TSG kommt nicht über ein 3:3 in Rheine hinaus

TSG kommt nicht über ein 3:3 in Rheine hinaus

Oberligist reichte auch die Überzahl nicht zum Sieg.

Sprockhövel. Andrius Balaika, Trainer der TSG Sprockhövel, fährt nicht gerne mit seinem Team nach Rheine. Das bestätigte sich mal wieder beim gestrigen 3:3 (1:0) beim FC Eintracht Rheine.

Schließlich spielte die TSG nicht nur knapp 70 Minuten in der Überzahl. Durch Tore von Xino Kadiu (20./Foulelfmeter) und Maximilian Claus (60.) lagen die Gäste sogar mit 2:0 in Front und sahen auch nach Chancen wie der sichere Sieger aus. Wenn man sich dann allerdings in der Nachspielzeit über den 3:3-Ausgleich freuen muss, dass man nicht das Spiel sogar noch verloren hat, muss bei den Baumhof-Kickern irgendwo etwas nicht gepasst haben.

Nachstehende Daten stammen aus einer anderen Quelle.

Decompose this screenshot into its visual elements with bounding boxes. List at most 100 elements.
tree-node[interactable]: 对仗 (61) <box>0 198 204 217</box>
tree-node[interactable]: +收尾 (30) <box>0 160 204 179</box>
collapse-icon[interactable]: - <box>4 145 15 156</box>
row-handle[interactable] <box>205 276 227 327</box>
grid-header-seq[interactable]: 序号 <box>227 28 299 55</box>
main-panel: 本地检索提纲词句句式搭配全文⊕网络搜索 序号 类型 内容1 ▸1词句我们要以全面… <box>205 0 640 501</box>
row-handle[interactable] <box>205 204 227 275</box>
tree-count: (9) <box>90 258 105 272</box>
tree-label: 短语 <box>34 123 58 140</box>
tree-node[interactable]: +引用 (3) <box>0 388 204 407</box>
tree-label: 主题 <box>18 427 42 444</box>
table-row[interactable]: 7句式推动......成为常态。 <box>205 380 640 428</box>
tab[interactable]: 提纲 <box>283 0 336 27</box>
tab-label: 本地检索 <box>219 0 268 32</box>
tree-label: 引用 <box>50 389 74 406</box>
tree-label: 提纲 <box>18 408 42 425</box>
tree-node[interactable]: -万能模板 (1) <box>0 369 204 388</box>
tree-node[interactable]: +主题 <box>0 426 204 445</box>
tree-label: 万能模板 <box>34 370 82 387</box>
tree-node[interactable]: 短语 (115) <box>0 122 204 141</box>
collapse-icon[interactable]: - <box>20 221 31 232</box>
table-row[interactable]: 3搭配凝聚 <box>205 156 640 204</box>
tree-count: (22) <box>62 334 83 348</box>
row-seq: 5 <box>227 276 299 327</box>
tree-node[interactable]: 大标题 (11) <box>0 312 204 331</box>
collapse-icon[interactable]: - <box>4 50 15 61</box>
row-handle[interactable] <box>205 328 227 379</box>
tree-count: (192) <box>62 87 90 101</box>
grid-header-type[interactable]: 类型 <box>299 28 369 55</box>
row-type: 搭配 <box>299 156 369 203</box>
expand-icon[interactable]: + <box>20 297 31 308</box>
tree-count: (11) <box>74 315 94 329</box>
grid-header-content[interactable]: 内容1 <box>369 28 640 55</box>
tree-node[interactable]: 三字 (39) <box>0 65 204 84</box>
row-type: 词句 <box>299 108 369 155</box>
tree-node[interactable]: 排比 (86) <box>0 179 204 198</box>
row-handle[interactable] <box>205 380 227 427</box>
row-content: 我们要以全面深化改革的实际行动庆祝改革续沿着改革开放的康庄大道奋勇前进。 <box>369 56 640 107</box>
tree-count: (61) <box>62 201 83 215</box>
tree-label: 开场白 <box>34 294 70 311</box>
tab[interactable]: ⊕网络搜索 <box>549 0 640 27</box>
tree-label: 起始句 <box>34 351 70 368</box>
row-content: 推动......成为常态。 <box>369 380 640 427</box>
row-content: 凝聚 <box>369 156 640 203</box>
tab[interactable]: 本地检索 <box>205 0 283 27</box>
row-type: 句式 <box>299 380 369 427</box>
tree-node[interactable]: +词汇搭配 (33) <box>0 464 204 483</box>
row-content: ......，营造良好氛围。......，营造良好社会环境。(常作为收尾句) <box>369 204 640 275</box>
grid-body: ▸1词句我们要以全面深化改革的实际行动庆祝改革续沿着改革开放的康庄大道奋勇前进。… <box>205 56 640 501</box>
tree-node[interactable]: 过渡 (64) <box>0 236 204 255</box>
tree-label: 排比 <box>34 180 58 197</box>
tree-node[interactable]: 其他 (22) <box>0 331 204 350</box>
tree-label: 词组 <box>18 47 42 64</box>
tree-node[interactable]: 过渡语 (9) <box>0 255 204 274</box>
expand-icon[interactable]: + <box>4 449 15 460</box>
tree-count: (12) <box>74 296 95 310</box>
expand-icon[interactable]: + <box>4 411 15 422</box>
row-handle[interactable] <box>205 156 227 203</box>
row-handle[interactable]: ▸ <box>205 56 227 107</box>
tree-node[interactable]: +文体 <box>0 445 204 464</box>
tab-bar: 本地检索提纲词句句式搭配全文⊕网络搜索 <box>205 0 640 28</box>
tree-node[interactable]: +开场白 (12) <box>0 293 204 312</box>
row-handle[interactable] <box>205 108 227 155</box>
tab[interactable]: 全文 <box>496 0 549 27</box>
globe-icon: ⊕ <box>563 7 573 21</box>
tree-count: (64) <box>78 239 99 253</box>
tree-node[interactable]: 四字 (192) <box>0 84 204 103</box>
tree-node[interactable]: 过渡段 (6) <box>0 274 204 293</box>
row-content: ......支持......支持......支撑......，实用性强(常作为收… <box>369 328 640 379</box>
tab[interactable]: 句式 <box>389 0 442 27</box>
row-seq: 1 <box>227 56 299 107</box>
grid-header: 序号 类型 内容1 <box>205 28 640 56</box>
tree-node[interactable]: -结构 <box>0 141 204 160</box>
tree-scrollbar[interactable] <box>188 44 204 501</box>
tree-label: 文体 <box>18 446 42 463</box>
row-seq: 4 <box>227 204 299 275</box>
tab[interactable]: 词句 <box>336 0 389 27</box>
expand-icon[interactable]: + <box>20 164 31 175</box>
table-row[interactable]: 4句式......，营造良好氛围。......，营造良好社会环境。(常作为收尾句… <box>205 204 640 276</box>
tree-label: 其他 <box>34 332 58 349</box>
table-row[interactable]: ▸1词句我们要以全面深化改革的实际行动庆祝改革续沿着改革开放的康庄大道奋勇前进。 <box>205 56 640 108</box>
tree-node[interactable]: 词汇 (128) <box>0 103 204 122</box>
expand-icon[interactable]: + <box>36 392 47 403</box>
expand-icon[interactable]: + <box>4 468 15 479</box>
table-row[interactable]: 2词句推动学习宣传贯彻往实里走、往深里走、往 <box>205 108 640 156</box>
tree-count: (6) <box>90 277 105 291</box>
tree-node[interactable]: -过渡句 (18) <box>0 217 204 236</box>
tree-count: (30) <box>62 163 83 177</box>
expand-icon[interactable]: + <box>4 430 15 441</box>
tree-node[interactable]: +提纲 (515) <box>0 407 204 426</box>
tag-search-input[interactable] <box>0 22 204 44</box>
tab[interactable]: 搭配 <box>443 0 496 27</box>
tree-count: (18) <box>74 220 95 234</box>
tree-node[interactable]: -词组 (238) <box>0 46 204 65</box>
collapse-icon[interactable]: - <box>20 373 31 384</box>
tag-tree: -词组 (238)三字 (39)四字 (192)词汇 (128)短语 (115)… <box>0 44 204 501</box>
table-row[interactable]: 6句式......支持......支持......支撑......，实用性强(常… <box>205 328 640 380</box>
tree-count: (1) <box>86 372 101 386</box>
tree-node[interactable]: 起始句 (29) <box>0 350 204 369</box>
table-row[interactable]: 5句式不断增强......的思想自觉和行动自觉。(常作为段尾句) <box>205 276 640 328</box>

Balaika sprach seine Elf zumindest von Nachlässigkeiten frei. „Die Einstellung und die Leistung meiner Mannschaft waren wieder sehr gut. Natürlich wären wir bei besserer Ausnutzung erst gar nicht in Bedrängnis gekommen. Aber das, was ab der 70. Minute passierte, habe ich bisher weder als Spieler noch als Trainer erlebt“, haderte der 39-Jährige mit Schiedsrichter Bernd Westbeld und seinen Assistenten. Sowohl der Anschlusstreffer zum 2:1 (69.) als auch das 2:2 von Rheine waren laut Balaika aus Abseitspositionen entstanden.

„Die Krönung“ kam für den ehemaligen Litauischen Nationalspieler in der 85. Minute: An der Seite der Mittellinie beförderte ein Rheiner den Ball ins Aus. Während der Linienrichter den Ball Sprockhövel zusprach und sich sowohl die TSG-Akteure als auch die heimischen Spieler Richtung Rheine-Tor aufmachten, pfiff der Feldschiedsrichter die Spieler zurück und kassierte die Entscheidung.

Ein Rheine-Spieler agierte schnell und spielte den Ball zu Top-Stürmer Timo Scherping, der zum 3:2 für die Gastgeber einschoss. „Das waren auch die einzigen Aktionen von denen“, ärgerte sich Balaika.

Die TSG stürmte danach weiter Richtung Rheine-Tor und kam dank Aziz Budak zum mehr als verdienten Ausgleich. „Wir fühlen uns um den Sieg betrogen“, sagte Balaika sichtlich enttäuscht. e.ö.